Exciting new build a prospect for The Vale

Looking to the future - Principal Gail Young in the computer suite at the Vale of Ancholme Technology College.
Looking to the future - Principal Gail Young in the computer suite at the Vale of Ancholme Technology College.

Brigg’s Vale Academy has had consistently good GCSE results recently and now has a rating of good, with outstanding features, from Ofsted.

The RasenMail’s Brigg reporter, Peter Thompson, takes a look at the The Vale Academy as it faces the exciting prospect of a new build.

Its status as a music college has become recognised, not just locally but further afield.

The school’s hit musical Oliver played to packed houses in the Spring term, while students recently had the honour of working with members of the Royal Philharmonic Orchestra.

But the biggest news could be just around the corner as the Academy is one of the schools which submitted a bid to be part of the government’s Priority Schools Building Programme.

According to information issued by the Department of Education and Science in November, The Vale Academy has in principal been successful in its bid and could find out later this year the details of the new funding and whether the new build will start in the next few years.

One thing is for sure - while there is so much to celebrate in what are halcyon days for the Academy, the buildings are perhaps its weakest point, something Chairman of Governors Stephen Morris and Principal Gail Young know and appreciate all too well.

“One problem is that because we hope there will be a new build we are reluctant to spend too much on maintenance,” said Mr Morris.

As the picture above shows, the Vale was born as Glanford Secondary School on Redcombe Lane in 1956, with Westmoor School built at the other side of a large school games field the following year.

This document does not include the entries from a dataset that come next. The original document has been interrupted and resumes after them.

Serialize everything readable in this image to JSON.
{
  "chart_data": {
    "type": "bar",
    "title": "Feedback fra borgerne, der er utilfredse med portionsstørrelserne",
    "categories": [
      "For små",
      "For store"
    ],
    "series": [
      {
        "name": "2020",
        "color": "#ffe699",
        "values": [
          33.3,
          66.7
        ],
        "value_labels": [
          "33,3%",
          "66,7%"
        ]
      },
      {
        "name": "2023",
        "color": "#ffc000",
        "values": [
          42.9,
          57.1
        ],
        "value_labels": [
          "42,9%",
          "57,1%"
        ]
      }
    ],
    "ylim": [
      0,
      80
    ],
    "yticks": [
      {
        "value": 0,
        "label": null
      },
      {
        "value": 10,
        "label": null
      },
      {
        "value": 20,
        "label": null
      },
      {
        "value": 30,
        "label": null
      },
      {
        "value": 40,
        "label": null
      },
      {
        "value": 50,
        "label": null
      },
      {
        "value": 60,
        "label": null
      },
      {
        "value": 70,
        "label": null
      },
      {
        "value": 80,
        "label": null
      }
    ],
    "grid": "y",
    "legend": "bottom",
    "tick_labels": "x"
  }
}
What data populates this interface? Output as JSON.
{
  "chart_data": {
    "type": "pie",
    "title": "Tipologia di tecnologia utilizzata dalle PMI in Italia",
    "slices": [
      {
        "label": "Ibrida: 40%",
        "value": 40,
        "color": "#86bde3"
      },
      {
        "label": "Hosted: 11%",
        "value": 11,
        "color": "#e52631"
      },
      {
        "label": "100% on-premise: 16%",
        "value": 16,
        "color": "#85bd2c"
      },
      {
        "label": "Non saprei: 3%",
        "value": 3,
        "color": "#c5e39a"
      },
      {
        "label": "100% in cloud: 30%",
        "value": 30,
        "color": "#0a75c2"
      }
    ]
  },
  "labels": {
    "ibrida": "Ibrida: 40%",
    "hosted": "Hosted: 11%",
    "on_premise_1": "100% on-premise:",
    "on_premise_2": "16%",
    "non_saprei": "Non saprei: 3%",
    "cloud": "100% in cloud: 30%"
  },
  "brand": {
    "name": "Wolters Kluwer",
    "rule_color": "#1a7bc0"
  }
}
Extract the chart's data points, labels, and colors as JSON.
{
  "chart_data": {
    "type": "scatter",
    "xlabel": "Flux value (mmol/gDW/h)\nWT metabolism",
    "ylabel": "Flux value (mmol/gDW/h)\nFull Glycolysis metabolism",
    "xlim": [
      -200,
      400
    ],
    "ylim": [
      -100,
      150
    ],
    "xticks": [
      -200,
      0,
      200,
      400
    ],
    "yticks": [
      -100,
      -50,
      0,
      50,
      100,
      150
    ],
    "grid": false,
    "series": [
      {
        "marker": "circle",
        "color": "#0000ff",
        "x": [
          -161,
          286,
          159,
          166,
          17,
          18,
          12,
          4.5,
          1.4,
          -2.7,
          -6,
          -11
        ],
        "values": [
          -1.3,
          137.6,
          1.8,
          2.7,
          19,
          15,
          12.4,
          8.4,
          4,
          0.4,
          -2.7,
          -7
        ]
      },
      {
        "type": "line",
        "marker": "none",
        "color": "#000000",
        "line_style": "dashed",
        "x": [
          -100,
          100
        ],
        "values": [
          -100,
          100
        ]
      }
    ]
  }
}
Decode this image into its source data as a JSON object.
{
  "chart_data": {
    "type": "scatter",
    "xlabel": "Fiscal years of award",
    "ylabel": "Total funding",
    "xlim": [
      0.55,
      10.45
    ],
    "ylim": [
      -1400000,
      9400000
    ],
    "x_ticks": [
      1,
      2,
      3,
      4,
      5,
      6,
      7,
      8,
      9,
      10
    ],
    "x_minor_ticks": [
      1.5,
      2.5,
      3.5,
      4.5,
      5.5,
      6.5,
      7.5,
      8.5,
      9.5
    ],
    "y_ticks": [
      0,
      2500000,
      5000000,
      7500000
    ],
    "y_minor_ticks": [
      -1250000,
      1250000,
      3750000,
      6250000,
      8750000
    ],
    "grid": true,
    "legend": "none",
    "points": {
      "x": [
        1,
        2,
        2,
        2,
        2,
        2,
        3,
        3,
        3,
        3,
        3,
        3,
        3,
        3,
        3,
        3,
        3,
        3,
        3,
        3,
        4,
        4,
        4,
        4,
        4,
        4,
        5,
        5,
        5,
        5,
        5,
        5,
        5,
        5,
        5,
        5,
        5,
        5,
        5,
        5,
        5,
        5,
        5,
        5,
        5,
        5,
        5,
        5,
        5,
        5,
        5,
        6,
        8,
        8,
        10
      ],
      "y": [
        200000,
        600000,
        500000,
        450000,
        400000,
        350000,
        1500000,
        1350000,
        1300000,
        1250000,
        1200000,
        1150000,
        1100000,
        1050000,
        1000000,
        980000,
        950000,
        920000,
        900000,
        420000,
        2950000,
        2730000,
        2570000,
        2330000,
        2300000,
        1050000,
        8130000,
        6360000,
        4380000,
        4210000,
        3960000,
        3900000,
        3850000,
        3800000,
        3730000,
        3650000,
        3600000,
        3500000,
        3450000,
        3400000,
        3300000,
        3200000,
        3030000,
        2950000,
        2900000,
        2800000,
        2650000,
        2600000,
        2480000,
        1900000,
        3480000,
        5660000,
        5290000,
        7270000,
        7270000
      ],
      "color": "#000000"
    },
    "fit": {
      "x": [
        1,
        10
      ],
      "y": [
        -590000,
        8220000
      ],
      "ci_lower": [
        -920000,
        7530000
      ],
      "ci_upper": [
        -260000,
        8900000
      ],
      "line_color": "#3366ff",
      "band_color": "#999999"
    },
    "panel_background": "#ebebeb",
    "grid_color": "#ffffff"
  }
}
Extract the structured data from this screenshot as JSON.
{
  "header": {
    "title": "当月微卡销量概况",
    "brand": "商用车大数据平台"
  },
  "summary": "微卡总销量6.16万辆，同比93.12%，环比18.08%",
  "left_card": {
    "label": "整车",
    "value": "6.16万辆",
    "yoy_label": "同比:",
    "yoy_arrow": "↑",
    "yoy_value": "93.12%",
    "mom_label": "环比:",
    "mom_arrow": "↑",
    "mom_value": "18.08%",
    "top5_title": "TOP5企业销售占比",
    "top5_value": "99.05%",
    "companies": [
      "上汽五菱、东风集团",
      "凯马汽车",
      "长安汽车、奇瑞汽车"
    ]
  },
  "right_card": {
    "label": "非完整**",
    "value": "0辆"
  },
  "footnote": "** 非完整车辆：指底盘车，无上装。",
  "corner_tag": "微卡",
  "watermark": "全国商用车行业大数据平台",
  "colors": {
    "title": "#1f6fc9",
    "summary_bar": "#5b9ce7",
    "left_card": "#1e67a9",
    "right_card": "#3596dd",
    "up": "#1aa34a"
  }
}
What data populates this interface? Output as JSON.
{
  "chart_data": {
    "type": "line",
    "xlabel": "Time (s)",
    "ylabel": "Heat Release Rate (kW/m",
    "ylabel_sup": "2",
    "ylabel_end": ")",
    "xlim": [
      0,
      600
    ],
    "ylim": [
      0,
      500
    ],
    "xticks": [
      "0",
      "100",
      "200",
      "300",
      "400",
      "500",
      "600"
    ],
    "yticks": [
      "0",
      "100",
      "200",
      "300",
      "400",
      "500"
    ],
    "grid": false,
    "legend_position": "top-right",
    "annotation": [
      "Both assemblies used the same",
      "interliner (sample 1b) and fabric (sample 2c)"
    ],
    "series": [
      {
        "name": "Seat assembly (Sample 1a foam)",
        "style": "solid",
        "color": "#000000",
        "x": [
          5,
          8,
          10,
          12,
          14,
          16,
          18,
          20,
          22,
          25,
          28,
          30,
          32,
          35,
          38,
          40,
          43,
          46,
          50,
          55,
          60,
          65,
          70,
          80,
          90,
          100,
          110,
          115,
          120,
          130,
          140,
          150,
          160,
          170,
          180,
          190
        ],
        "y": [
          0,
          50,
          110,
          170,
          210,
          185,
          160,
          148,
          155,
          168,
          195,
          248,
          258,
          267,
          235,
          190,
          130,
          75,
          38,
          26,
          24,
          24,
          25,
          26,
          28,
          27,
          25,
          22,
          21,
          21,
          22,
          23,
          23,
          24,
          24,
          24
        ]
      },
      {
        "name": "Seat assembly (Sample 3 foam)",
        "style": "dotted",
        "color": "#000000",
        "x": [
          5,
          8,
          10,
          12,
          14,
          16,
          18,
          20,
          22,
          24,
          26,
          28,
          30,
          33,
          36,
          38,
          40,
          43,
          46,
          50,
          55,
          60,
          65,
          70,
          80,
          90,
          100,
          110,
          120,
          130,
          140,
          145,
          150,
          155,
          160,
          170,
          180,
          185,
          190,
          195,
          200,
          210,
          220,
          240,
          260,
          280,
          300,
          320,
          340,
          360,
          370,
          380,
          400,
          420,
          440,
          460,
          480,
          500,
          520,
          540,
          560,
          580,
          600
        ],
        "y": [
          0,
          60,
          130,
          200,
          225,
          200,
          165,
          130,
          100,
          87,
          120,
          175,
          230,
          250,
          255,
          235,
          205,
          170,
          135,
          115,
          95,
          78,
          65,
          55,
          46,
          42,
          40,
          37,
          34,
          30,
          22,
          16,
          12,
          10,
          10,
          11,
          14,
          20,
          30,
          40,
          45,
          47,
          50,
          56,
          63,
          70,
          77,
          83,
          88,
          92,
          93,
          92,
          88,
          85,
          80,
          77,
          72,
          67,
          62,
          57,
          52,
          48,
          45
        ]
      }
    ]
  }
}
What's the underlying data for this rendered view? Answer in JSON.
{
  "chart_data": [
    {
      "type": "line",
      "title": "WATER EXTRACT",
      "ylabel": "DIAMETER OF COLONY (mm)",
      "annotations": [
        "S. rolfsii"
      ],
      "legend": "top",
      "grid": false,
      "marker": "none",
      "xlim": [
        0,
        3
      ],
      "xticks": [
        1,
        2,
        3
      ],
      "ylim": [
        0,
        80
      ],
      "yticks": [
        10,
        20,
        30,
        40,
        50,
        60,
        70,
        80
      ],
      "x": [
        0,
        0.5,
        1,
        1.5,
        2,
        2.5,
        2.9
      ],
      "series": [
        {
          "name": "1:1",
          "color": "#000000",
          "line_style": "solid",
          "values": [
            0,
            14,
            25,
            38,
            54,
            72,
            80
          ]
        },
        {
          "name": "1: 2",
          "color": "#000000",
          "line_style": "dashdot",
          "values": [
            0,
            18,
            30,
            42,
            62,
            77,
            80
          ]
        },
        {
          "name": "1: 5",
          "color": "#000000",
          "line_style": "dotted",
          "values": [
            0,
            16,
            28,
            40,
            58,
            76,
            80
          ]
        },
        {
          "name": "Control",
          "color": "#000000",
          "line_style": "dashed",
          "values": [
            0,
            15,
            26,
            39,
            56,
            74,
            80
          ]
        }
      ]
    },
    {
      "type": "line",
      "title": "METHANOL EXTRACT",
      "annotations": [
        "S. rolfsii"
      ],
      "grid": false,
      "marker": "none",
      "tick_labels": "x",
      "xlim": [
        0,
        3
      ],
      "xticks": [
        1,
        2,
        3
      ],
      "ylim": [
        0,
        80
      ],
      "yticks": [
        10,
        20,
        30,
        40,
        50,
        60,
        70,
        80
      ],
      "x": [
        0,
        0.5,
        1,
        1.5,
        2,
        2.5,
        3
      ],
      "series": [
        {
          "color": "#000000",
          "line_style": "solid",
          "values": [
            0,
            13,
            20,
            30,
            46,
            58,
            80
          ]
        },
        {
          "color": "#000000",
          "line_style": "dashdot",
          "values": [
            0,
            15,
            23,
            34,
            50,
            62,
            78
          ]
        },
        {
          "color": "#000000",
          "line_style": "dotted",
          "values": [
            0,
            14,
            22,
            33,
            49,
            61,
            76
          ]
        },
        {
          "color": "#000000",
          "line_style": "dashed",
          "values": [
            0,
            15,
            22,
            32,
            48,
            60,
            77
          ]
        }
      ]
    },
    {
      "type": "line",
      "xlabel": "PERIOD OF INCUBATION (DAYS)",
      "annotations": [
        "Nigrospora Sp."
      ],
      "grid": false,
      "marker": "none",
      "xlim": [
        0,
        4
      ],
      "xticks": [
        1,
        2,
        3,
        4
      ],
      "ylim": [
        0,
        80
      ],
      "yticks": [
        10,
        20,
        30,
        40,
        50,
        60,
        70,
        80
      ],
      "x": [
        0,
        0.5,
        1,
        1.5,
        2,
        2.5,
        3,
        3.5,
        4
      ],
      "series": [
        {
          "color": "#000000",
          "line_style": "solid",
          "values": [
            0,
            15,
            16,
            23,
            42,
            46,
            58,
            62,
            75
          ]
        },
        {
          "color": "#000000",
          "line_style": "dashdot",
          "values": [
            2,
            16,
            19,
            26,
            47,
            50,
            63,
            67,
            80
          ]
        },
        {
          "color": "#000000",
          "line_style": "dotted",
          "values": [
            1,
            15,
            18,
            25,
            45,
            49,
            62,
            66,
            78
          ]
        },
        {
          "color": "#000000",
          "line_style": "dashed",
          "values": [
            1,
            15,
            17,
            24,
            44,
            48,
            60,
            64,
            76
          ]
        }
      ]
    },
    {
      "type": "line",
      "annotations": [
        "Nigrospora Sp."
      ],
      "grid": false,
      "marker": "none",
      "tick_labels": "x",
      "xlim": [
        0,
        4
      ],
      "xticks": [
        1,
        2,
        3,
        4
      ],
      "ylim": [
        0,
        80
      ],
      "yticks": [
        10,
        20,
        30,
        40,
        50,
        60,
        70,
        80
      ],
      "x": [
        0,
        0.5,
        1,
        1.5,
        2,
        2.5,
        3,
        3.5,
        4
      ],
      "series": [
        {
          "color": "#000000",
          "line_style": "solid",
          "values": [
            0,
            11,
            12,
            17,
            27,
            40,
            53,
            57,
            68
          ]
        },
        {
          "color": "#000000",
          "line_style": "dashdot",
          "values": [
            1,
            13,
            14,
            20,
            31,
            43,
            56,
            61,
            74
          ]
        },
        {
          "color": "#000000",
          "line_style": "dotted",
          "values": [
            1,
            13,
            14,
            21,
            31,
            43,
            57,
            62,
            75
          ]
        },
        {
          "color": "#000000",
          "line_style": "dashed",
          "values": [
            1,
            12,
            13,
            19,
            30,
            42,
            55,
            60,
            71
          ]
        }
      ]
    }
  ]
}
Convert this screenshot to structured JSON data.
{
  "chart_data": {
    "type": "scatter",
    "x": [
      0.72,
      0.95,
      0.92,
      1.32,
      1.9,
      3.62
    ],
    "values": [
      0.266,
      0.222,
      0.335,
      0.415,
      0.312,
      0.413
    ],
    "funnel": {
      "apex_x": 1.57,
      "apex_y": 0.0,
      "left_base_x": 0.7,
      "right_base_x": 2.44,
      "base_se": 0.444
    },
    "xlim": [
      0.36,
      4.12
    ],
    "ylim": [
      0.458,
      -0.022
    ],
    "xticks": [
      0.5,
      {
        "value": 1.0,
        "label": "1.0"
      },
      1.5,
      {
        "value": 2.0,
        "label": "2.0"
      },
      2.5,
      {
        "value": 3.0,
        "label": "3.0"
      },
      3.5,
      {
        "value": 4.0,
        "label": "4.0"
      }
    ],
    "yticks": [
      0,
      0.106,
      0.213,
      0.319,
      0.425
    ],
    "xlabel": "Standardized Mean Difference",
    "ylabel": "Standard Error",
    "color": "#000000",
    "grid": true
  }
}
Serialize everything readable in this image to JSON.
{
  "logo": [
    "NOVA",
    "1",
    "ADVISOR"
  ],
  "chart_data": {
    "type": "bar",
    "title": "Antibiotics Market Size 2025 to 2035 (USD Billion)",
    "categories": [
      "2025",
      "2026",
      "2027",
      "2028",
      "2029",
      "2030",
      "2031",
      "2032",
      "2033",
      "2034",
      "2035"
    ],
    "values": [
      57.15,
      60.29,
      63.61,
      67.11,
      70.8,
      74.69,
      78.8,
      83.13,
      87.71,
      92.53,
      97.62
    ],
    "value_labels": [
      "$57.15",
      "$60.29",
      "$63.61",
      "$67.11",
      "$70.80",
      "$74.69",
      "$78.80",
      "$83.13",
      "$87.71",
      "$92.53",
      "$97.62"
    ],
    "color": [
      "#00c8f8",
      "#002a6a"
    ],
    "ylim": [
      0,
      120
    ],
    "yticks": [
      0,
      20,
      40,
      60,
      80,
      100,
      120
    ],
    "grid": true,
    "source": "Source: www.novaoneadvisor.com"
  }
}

Both schools came together as Brigg Secondary School in 1972 – but the coming together was only partial, the two sites were still divided by that same school field.

By the late 1970s, comprehensive education came to Brigg and a third group of buildings arrived in the form of the design centre and sports hall - the school was renamed The Vale of Ancholme.

Those 1950s classrooms remain however and the site has its limitations, that have been masked by Gail Young’s dynamic period of tenure.

No timescale has been set and just as you cannot judge a book by its cover you can also never judge a school by its buildings.

It is people that really count in creating a successful school – managers, staff and students – but a new build would certainly be a dream come true.